«Да, это для себя, для себя я цвету, пустынная! Вы это знаете, аметистовые сады, уходящие в ослепительные и мудрые пропасти! И вы, золотые слитки, хранящие античный свет в зловещем сне первозданной земли! Вы, минералы, что придали мелодические блики драгоценным камням глаз моих! И вы, металлы, что одарили юную волну моих волос фатальной роскошью и массивным аллюром!..»
(Я оставил здесь «массивный аллюр» — так у Малларме. Возможно, по-русски это не хорошо, зато точно… — Е. Г.)Далее Иродиада раскрывает причину своего одиночества и пустынности.
«И моя греза — одинокая вечная сестра поднимается со мной. И я — единственная в своей монотонной родине. И все вокруг меня живет в глубине какого-то неведомого зеркала, которое отражает в триумфальном сне светлый алмазный взгляд Иродиады О последняя радость! Да, я одна, я одинока…»

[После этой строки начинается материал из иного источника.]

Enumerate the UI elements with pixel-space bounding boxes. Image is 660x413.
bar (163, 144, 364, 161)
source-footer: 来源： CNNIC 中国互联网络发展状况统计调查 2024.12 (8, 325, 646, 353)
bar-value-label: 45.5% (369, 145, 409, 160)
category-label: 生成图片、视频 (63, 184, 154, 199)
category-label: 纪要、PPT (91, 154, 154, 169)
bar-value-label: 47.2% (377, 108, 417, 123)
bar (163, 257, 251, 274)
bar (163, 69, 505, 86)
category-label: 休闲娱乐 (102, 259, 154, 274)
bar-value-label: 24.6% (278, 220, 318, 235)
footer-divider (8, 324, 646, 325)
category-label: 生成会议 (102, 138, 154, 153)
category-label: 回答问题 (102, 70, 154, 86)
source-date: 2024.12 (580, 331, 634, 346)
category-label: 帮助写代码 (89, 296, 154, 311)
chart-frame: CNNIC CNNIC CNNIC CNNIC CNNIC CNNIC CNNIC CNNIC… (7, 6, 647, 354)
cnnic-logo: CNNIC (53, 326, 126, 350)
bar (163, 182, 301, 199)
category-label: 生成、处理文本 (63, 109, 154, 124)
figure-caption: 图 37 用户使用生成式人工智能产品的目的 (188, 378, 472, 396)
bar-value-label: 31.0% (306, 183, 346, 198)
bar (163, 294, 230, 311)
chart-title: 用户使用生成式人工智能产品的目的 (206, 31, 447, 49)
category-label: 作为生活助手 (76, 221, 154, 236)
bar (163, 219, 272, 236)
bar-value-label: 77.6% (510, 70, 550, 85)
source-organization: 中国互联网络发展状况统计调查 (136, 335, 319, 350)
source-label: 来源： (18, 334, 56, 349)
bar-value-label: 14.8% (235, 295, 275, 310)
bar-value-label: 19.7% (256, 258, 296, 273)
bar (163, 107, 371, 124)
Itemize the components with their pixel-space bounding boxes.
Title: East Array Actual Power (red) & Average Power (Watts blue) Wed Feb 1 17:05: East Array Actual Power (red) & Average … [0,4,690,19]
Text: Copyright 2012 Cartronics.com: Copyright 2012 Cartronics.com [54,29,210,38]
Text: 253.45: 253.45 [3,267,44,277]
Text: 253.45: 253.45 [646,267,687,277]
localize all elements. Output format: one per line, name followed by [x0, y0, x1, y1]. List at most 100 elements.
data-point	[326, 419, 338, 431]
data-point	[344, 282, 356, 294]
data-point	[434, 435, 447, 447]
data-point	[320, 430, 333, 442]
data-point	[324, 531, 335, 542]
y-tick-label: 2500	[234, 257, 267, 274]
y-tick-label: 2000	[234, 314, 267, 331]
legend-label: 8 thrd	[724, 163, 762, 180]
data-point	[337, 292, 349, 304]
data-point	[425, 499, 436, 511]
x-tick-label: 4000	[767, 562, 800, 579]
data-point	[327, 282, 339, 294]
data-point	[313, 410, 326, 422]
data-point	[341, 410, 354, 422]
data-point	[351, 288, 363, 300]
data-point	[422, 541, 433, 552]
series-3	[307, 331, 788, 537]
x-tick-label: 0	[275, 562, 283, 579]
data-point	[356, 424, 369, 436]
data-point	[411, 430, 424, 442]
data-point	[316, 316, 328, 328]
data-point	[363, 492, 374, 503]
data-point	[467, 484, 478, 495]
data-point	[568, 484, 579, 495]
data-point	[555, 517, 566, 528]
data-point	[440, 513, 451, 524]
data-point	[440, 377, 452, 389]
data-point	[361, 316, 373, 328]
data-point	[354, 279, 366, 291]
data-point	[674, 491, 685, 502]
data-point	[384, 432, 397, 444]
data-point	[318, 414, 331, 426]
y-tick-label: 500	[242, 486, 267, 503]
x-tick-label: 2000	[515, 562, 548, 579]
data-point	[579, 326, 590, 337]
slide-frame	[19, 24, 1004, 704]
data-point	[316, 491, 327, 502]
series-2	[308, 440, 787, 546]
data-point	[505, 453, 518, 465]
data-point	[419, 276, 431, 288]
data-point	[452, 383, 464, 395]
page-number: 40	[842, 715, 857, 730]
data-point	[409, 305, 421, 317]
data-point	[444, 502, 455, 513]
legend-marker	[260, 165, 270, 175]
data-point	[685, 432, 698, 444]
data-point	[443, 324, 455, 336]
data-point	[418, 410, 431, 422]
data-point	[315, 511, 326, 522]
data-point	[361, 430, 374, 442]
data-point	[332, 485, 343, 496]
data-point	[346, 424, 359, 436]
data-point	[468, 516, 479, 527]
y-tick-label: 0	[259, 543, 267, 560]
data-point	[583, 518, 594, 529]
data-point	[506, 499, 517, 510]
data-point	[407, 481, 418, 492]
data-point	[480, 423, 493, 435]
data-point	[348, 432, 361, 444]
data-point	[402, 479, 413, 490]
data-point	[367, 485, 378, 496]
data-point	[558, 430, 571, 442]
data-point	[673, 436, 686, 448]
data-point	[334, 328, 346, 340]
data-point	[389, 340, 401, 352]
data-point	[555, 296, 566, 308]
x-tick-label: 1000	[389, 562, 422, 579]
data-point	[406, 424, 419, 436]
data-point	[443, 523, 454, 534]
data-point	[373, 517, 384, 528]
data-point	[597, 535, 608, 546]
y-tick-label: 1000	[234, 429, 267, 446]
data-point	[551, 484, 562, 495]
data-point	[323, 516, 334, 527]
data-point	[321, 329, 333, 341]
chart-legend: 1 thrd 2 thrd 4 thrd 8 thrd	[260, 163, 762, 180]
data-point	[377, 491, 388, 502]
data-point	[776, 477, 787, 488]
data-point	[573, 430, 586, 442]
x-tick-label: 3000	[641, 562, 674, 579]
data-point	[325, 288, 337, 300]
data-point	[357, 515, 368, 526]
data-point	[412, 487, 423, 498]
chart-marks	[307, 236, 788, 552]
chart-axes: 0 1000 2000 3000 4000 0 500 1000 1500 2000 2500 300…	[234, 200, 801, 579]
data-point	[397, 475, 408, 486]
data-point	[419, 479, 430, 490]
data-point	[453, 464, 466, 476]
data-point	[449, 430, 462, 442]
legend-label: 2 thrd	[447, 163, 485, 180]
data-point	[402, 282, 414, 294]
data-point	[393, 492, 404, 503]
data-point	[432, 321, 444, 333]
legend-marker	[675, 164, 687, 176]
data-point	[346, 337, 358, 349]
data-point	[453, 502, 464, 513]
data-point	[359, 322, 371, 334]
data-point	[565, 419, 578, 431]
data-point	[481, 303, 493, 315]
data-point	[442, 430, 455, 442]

Кормилица не унимается: третье, и последнее, предложение — открыть окно.
«Закрой ставни!
— восклицает Иродиада, — серафическая лазурь смеется в глубоких витражах, а я ненавижу лазурь!..»Малларме настолько вышел за пределы «нормальных» человеческих эмоций, что любые попытки охарактерезо-вать состояние Иродиады, похоже, обречены на провал. Одинока ли Иродиада? Трудно ответить. Она сама исключает из своего восприятия, из своей памяти все человеческое. Ее специфическое одиночество — это не только отсутствие людей вокруг, но и отсутствие их образов в памяти, в сознании. Природу она пока еще признает, но не всю. Иродиада имеет дело с зеркалами, металлами, минералами — то есть с такими вещами, которые никак не контактируют с душой. В этом смысле ее можно назвать одинокой. Но это уже какое-то совсем другое одиночество, в каком-то совершенно другом космосе, в абсолютно индивидуальной вселенной, которая к нашей уже не имеет никакого отношения…
Другая поэма: «Послеполудень фавна».
Фавн просыпается на берегах Сицилии. Очень жарко. Он вспоминает сон, в котором преследовал двух нимф. Фавн гадает: сон это или явь. На глаза ему попадается знакомая ветка — как во сне. Может быть, он и сейчас спит… Нет, другие ветки не похожи. Фавн сомневается:
«Люблю ли я сон? Мое сомнение, приходящее из древней ночи, сосредоточено на этой субтильной ветке, но эта ветка, бесспорно, растет на реальном дереве, и это доказывает, увы, что мои желания возбуждены ложным идеалом рос. Надо подумать».
Он продолжает размышлять:
«Если женщина, чье появление ты комментируешь, только нежная галлюцинация твоих чувств… Да, но у одной глаза синие и холодные, одна стыдлива, другая словно жаркий ветер в твоей шевелюре.»
Возникает идея: нимфа, у которой холодные и синие глаза, могла ему присниться под впечатлением холодных и синих бликов ручья, а жаркий ветер в его шевелюре мог навеять другую нимфу. Он ищет доказательства этой догадки. Их катастрофически не хватает.
«На моей груди какой-то таинственный укус, —
замечает фавн, — но это не доказательство.»Чтобы себя утешить, он играет на флейте, а наигравшись, говорит:
«Я буду долго петь о богинях. Когда я выпью сок из виноградной кисти, я, чтобы прогнать сожаления об утраченном наслаждении, смеясь, поднимаю к небу пустую гроздь, и раздувая дыханием поникшие ягоды, страстно смотрю сквозь них на свет.»